What director Matt Reeves did was manage to capture the same essence of the story that the original film had from the book it was based on, and successfully modernise it into an American setting. The story of a young bullied boy Owen (played by Australian actor Kodi Smit-McPhee) who finds an unlikely friendship (and more), in a newly arrived neighbour Abby (Chloë Grace Moretz) who is not all she seems, is still fully intact and as emotionally charged as its predecessor.
For those unfamiliar with the story, Abby is a young girl who happens to be a vampire (“I’ve been 12 for a really long time”) and has a guardian played by the great Richard Jenkins, who is tasked with finding her fresh blood, requiring him to hunt down and murder innocent people. Upon Owen and Abby’s first meeting, there is an instant connection as their relationship becomes deeper through acts of violence.

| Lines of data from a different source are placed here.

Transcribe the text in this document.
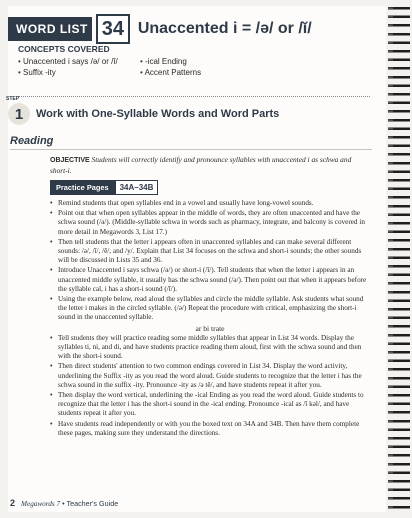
WORD LIST 34 Unaccented i = /ə/ or /ĭ/
CONCEPTS COVERED
• Unaccented i says /ə/ or /ĭ/	• -ical Ending
• Suffix -ity	• Accent Patterns
STEP
1 Work with One-Syllable Words and Word Parts
Reading
OBJECTIVE Students will correctly identify and pronounce syllables with unaccented i as schwa and short-i.
Practice Pages	34A–34B
• Remind students that open syllables end in a vowel and usually have long-vowel sounds.
• Point out that when open syllables appear in the middle of words, they are often unaccented and have the schwa sound (/ə/). (Middle-syllable schwa in words such as pharmacy, integrate, and balcony is covered in more detail in Megawords 3, List 17.)
• Then tell students that the letter i appears often in unaccented syllables and can make several different sounds: /ə/, /ĭ/, /ē/, and /y/. Explain that List 34 focuses on the schwa and short-i sounds; the other sounds will be discussed in Lists 35 and 36.
• Introduce Unaccented i says schwa (/ə/) or short-i (/ĭ/). Tell students that when the letter i appears in an unaccented middle syllable, it usually has the schwa sound (/ə/). Then point out that when it appears before the syllable cal, i has a short-i sound (/ĭ/).
• Using the example below, read aloud the syllables and circle the middle syllable. Ask students what sound the letter i makes in the circled syllable. (/ə/) Repeat the procedure with critical, emphasizing the short-i sound in the unaccented syllable.
ar bi trate
• Tell students they will practice reading some middle syllables that appear in List 34 words. Display the syllables ti, ni, and di, and have students practice reading them aloud, first with the schwa sound and then with the short-i sound.
• Then direct students' attention to two common endings covered in List 34. Display the word activity, underlining the Suffix -ity as you read the word aloud. Guide students to recognize that the letter i has the schwa sound in the suffix -ity. Pronounce -ity as /ə tē/, and have students repeat it after you.
• Then display the word vertical, underlining the -ical Ending as you read the word aloud. Guide students to recognize that the letter i has the short-i sound in the -ical ending. Pronounce -ical as /ĭ kəl/, and have students repeat it after you.
• Have students read independently or with you the boxed text on 34A and 34B. Then have them complete these pages, making sure they understand the directions.
2 Megawords 7 • Teacher's Guide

It’s easy to write off Let Me In as another vampire love story. But there is so much more going on here, that it may require more than one viewing. Is Abby truly in love with Owen or is she merely courting him to become her next guardian? It feels as though it’s entirely left up to the viewer to decide, making the movie all the more interesting.
The acting from the two young leads is way above par, especially in the quieter moments they share, but let’s not get too wrapped up in the love story. This is, in fact, quite a brutal horror film, with some jarring and horrific scenes. When Abby attacks, she does so with such fury that it’s almost like watching a documentary of a lion attacking its prey. Moretz goes from a meek shy girl to an unrelenting monster in a manner of seconds, and it never fails to shock throughout the film. Kodi Smit-McPhee is also excellent; proving that he’s got what it takes to forge a career past his ‘child actor’ days.
Whilst Let Me In does have its flaws such as recreating some scenes shot for shot from the original, it still doesn’t lose its power over what is unfolding on screen. Director Matt Reeves clearly has a love of the source material, even adding in some additional scenes that carry the movie sometimes above its predecessor.
Let Me In is definitely worth revisiting, or even if it’s somehow passed you by, is a must watch even for non-horror fans. Also having one of the most unconventional love stories put on film for some time makes it something special, along with some truly terrifying sequences that will stay with you long after the credits roll.
In a few shots in the movie, a few lens flares can be seen. These shots are most likely a nod to director J.J. Abrams, who not only uses these types of shots in his movies, but he also grew up with the director of ‘Let Me In’, Matt Reeves.